Karawanskij betonte: „Die Höhe der Löhne wird vor allem von der Tarifbindung beeinflusst. So liegen die monatlichen Durchschnittsverdienste von Beschäftigten in tarifgebundenen Betrieben über alle Branchen und Betriebsgrößenklassen hinweg fast 20 Prozent über dem brandenburgischen Durchschnittslohn. Ein entscheidender Schlüssel gegen Armutsgefährdung sind hohe Tarifbindung und gute Löhne. Hier müssen wir besser werden. Die Tarifbindung muss in Brandenburg deutlich steigen.
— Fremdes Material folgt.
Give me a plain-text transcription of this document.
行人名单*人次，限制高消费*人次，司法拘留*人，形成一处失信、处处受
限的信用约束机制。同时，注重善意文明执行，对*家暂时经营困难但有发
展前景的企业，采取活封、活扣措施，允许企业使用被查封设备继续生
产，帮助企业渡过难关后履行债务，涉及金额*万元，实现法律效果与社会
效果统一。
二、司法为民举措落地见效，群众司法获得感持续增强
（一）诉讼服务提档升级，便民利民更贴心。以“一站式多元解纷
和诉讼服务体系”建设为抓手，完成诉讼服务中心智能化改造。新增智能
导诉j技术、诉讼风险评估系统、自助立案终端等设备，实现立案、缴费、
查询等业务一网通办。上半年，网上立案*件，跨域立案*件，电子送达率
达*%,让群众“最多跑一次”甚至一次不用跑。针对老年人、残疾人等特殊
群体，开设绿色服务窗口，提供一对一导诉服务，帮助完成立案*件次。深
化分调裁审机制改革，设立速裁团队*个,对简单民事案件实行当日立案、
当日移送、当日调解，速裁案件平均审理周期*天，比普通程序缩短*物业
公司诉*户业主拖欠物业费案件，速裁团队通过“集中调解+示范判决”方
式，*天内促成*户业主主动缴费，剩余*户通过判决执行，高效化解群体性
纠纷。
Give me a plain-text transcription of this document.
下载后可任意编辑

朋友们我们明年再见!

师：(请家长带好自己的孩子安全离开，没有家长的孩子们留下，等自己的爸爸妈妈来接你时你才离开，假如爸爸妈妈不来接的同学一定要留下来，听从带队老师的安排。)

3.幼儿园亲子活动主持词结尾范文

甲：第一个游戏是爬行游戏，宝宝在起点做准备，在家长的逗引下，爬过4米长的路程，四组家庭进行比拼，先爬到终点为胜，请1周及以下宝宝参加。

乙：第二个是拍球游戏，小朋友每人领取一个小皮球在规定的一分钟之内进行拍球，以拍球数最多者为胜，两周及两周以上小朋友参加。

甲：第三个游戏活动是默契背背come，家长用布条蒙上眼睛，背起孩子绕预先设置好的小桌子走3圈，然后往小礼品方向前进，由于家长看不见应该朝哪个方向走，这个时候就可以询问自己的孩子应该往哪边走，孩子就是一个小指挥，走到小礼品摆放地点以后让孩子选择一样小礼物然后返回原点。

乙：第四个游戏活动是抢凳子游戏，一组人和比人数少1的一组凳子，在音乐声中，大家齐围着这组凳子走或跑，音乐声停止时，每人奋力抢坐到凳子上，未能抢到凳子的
Die Empfehlung der Brandenburger Mindestlohnkommission, den Vergabemindestlohn auf 10,50 Euro pro Stunde zu erhöhen, ist ein ganz starkes Signal für faire Löhne.“
Wie die Ergebnisse der aktuellen Befragung zeigen, ist die Tarifbindung weiter gesunken. Nachdem sich der Anteil tarifgebundener Betriebe in Brandenburg seit dem Jahr 2010 um die 25-Prozent-Marke stabilisiert hatte, ging er im vergangenen Jahr deutlich von 23 auf 18 Prozent zurück. Anders ausgedrückt: Nicht einmal mehr jeder fünfte brandenburgische Betrieb ist durch einen Flächen - oder Haustarifvertrag tarifvertraglich gebunden. Mit der rückläufigen betrieblichen Bindung hat sich auch der Anteil der Arbeitnehmerinnen und Arbeitnehmer, die tarifvertraglichen Regelungen unterliegen, vermindert. Mit aktuell 45 Prozent ist er auf einen neuen Tiefststand gesunken.
Das Institut für Arbeitsmarkt- und Berufsforschung (IAB) der Bundesagentur für Arbeit führt mit dem Brandenburger Arbeitsministerium seit 1996 jährlich die repräsentative Arbeitgeberbefragung für das Betriebspanel durch. In dieser Längsschnitterhebung werden jedes Jahr dieselben Betriebe befragt. Die Befragung erfolgte durch TNS Infratest Sozialforschung, den Auswertungsbericht für Brandenburg erstellte SÖSTRA. Die Analyse wird aus Mitteln des Europäischen Sozialfonds (ESF) gefördert.
Der Gesamtbericht „Entwicklung von Betrieben und Beschäftigung in Brandenburg - Ergebnisse der zweiundzwanzigsten Welle des Betriebspanels Brandenburg“ ist auf der MASGF-Internetseite masgf.brandenburg.de unter „Publikationen“ eingestellt.